OPINION - I assumed a middle-aged club night would be awful — I was so wrong

It’s the summer of 1995 and I am in Manchester, in a nightclub dancing to Pulp’s Common People. I’m 24, and as I sing along to Jarvis Cocker’s lyrics I feel the ecstatic exhilaration that only music and dancing can bring.

Dancing was not welcomed when I was growing up — it was associated with pleasure, freedom, sex and a loss of control and these were all things that my parents considered dangerous and suspect. I was never allowed to attend any school discos and I did not step inside a nightclub until I had left for university and was hundreds of miles from home.

It turned out that all my parents’ suspicions about dancing were well founded — it really was about pleasure and freedom and all those other illicit thrills. I did not drink or take drugs so the dance-floor was where I went when I wanted to get out of my head, to forget about the stresses and strains of my life. In my early twenties I spent pretty much every Friday and Saturday night dancing in a club, and looking back they were some of the happiest times of my life. I enjoyed the democracy of the dance-floor — it didn’t matter who you were or where you came from because in that moment all that mattered was to sing along with Jarvis Cocker singing along with the common people.

I never stopped loving to dance but as the years and decades passed the opportunities shrank and my self-consciousness about dancing as a non-young person grew. The only acceptable way for a middle-aged man to dance is ironically and music and dancing meant too much to me to turn it — and me — into some sort of joke.

I only danced at weddings but eventually all my friends were married. We started having kids and life changed. Dancing was about pleasure and freedom and life became about commitments and responsibilities.

I told myself that I had had my last dance. And that was the story until this week, when dancing returned into my life. This is what happened. My wife invited me to a local club night called Mind the Gap that was organised by some fellow parents. These were people who, like me, used to love to dance when younger but unlike me they refused to believe they needed to stop. When Bridget asked me to come I agreed — but only because I assumed it would be so awful that it might provide material for this column. I could not have been more wrong.
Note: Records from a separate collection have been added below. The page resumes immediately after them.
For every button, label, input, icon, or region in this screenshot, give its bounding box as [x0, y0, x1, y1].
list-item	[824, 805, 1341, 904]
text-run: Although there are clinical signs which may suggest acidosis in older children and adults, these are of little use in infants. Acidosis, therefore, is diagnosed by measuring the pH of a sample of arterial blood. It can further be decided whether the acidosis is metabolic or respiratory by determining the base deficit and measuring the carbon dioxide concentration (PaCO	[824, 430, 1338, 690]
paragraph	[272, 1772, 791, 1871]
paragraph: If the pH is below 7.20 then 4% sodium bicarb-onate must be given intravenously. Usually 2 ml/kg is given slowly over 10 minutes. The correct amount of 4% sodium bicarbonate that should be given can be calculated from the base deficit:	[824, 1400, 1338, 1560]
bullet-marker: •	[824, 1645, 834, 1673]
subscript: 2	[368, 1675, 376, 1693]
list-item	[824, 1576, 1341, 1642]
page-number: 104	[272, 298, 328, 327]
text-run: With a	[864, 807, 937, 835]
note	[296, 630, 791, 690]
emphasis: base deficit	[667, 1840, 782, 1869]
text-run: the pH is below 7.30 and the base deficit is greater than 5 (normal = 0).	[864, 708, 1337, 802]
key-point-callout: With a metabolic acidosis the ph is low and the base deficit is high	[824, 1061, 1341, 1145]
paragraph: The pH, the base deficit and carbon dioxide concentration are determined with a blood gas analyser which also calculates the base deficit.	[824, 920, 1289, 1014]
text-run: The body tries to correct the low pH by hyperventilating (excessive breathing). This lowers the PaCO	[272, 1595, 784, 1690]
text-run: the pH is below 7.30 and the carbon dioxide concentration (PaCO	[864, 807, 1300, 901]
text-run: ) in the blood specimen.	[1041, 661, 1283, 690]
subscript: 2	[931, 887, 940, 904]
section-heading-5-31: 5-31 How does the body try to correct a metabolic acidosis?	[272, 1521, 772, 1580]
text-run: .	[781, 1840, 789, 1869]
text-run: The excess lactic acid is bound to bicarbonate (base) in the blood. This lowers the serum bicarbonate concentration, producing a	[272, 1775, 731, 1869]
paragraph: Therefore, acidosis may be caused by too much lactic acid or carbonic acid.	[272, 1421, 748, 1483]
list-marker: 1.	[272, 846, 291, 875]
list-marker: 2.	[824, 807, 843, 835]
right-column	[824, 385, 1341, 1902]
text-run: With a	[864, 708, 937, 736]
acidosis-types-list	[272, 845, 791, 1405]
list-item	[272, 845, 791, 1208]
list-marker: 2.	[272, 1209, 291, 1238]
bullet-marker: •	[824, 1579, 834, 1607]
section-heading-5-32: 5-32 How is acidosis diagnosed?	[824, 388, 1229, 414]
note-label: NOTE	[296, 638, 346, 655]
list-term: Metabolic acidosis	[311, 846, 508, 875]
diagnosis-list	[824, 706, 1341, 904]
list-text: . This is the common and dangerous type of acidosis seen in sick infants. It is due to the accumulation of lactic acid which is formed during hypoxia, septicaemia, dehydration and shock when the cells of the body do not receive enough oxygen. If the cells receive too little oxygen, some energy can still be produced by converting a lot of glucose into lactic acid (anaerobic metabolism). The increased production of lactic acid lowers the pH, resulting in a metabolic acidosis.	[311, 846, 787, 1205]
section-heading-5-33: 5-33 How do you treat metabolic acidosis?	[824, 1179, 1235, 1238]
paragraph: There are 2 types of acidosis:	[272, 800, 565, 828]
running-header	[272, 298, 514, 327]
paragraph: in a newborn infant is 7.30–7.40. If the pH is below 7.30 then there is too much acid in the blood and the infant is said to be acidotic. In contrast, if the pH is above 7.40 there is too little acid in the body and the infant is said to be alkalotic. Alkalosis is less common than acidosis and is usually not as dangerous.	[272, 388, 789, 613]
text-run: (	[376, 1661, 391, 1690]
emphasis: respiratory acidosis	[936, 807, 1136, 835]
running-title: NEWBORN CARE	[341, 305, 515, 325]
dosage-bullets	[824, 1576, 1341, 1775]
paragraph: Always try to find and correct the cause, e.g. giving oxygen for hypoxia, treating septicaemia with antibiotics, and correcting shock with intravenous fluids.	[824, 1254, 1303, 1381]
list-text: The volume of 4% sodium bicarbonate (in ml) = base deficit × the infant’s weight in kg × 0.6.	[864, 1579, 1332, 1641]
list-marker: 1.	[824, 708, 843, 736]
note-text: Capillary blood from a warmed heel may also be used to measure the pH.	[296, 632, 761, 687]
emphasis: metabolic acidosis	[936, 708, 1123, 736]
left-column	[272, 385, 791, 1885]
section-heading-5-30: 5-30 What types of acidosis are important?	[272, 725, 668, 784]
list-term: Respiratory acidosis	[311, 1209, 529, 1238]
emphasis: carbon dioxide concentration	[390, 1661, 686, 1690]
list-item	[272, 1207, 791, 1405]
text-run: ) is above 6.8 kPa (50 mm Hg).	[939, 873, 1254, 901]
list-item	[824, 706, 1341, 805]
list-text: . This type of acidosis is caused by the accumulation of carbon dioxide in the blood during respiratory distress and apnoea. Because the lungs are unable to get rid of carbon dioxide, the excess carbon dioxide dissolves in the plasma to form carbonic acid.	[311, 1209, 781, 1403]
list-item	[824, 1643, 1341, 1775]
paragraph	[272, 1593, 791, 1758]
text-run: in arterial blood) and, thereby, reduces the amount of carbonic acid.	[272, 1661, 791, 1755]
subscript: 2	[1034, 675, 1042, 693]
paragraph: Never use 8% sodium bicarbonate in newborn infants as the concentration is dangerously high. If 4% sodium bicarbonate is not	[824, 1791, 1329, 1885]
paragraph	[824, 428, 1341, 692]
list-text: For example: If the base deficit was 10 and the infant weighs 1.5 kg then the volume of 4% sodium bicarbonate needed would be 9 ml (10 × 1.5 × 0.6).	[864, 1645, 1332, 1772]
It is the spring of 2023 and I am in London in a club dancing to Pulp’s Common People. I am 51. I look at who is around me. They mostly look like me — middle-aged and knackered — but nobody seems bothered because everyone is smiling and singing and dancing. Their lack of self-consciousness is infectious. Jarvis keeps singing and the stresses and strains of my present life — worrying about my young children and my elderly mother — slip away and I am reminded that dancing now does exactly what it did for me back then — make me happy and make me forget.

Hay, the Glasto for book lovers

The line-up for this year’s Hay Festival was revealed this week. The festival, which takes place in the last week of May, is largely associated with books but scanning the programme it is striking how many musicians are appearing at this year’s festival promoting their various side hustles.

I am ridiculously excited — as is my daughter Laila — about seeing Dua Lipa, who will be recording a live edition of her At Your Service podcast on the same day as Stormzy will be speaking about his literary imprint Merky Books. Meanwhile, Nick Cave will be talking about his memoir, Sharon Robinson will be sharing stories about working with Leonard Cohen and Colin MacIntyre aka Mull Historical Society will be promoting his new novel.

Bill Clinton described the Hay Festival as the Woodstock of the mind but based on this year’s line-up it sounds more like Glastonbury for book lovers.